There are those both in China and in the West who ask What, after all, is there in these old Chinese thinkers that has any relevance to the modern world ? Even Dr. Hu Shih, who first, I think, pointed out the interest of this psychological material in Mencius, has been reported as saying that Chinese Philosophy has nothing to contribute to modern thought, and that it has merely a historical interest. Probably he meant that the results of ancient Chinese thinking, considered apart from its conditions, cannot be integrated into modern thinking. It would be absurd to suppose him to mean that study of ancient ways of thinking could in no way benefit modern thought.

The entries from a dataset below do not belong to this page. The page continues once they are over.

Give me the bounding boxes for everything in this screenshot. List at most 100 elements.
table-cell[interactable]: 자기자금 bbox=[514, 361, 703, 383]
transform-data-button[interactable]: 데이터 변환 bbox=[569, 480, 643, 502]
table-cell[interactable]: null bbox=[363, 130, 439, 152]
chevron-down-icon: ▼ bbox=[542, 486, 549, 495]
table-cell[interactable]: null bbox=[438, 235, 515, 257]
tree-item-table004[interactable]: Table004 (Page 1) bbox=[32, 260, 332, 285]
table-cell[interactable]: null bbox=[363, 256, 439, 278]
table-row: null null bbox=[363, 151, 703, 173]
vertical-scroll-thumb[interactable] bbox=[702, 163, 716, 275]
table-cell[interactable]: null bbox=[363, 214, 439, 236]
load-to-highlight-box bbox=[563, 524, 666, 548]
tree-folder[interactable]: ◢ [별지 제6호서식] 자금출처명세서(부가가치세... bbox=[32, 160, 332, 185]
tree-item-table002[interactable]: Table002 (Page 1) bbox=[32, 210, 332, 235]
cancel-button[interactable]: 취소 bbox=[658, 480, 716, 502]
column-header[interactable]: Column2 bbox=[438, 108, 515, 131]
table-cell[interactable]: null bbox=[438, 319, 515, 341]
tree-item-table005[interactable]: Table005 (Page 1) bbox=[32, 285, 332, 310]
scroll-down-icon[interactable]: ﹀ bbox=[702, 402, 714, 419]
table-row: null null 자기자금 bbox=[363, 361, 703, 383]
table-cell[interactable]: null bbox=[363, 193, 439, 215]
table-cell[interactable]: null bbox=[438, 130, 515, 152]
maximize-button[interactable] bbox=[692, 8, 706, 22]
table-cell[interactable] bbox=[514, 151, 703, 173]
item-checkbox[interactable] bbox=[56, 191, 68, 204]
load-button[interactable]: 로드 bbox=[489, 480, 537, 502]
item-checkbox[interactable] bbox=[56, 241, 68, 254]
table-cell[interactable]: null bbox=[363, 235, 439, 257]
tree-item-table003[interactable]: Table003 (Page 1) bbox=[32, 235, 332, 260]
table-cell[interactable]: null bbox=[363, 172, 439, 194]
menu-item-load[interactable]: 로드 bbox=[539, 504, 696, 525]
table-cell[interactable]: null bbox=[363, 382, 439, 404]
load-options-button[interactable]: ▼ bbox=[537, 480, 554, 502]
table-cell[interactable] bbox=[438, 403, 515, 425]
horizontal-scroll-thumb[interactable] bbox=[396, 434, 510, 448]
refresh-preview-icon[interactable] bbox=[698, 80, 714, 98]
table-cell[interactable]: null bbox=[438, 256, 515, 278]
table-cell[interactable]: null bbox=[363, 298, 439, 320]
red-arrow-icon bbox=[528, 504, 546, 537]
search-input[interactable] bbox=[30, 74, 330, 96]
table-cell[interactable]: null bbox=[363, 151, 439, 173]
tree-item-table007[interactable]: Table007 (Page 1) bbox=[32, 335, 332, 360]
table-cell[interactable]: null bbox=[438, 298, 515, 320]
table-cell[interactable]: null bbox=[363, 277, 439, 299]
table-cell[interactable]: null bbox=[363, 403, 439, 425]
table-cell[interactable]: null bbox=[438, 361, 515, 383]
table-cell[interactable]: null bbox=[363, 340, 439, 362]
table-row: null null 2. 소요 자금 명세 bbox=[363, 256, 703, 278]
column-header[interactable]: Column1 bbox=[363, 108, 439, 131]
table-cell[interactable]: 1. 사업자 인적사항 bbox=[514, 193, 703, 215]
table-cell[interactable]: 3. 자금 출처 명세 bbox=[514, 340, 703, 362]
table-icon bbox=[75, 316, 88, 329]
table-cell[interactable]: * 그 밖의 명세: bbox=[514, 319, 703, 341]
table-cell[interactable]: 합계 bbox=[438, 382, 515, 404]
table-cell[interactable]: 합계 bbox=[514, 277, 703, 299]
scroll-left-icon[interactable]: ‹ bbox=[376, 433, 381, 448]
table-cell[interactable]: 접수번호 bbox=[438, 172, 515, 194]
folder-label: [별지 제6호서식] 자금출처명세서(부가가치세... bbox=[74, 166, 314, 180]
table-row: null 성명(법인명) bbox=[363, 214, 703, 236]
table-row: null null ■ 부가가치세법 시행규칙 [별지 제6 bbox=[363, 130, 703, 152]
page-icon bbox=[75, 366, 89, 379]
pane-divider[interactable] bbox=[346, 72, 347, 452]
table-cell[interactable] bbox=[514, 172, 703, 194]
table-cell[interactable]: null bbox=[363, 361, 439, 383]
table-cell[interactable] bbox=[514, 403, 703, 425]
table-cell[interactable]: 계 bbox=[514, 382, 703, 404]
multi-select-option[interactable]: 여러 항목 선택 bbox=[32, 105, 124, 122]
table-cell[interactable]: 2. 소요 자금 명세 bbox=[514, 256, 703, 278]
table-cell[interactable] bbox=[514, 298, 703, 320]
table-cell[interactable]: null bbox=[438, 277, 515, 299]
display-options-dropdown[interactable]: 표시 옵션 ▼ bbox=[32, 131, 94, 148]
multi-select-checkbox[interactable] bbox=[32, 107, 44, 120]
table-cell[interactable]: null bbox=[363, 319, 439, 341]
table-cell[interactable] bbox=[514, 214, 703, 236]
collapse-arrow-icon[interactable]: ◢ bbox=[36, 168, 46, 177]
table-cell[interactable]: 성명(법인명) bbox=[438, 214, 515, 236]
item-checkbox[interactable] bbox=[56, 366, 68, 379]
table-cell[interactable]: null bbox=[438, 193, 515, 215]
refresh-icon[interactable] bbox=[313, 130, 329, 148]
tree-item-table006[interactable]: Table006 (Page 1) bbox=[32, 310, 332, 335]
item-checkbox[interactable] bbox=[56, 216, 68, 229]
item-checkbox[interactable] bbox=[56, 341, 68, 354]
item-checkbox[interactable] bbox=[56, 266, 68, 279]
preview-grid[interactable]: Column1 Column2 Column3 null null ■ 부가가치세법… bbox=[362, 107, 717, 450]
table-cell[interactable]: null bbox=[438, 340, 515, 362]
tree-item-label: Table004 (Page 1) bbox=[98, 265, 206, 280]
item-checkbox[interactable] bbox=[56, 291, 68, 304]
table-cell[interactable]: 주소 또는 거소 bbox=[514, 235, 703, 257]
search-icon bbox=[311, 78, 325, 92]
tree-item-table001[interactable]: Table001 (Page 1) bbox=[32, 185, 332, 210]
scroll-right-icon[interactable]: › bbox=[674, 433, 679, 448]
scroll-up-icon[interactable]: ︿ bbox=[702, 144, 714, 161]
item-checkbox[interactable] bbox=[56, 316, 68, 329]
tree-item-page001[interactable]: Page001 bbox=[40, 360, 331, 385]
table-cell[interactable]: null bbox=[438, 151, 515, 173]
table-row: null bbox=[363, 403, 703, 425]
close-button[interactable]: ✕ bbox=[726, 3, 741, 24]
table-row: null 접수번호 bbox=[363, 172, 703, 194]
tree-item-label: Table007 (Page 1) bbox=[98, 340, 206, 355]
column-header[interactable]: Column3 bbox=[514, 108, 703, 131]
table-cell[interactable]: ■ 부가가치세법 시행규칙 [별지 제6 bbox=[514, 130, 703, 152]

Such an opinion would, it seems to me, imply a complete misconception of the main use of philosophy, which is, I suggest, in giving us the opportunity of considering modes of meaning carried to their revealing limits. In much academic study we fall easily into too simple an attitude to philosophers. We tend to look to them for positively useful conclusions or positively useful methods. We forget that there are philosophers who are great and permanent objects of regard because of the mistakes they made. So the value of comparative studies does not lie necessarily in the views we may obtain as to what Mencius, for example, taught, so much as in the information about thinking which we may extract by comparison between him and others.
With regard to the contemporary Chinese intellectual situation, it is permissible, I believe, to be more specific. Chinese thought is now taking over and absorbing the whole developed Western logical technique; and it will do so more perfectly and in a more balanced way and make fewer avoidable mistakes, if it does not turn its back upon ancient Chinese thinkingrelegating it to a position of historical interest. It will do better, I believe, to make as conscious and deliberate a comparison as possible between the purposes (and resultant limitations) of ancient thinking and the purposes (and resultant limitations) of Western logic.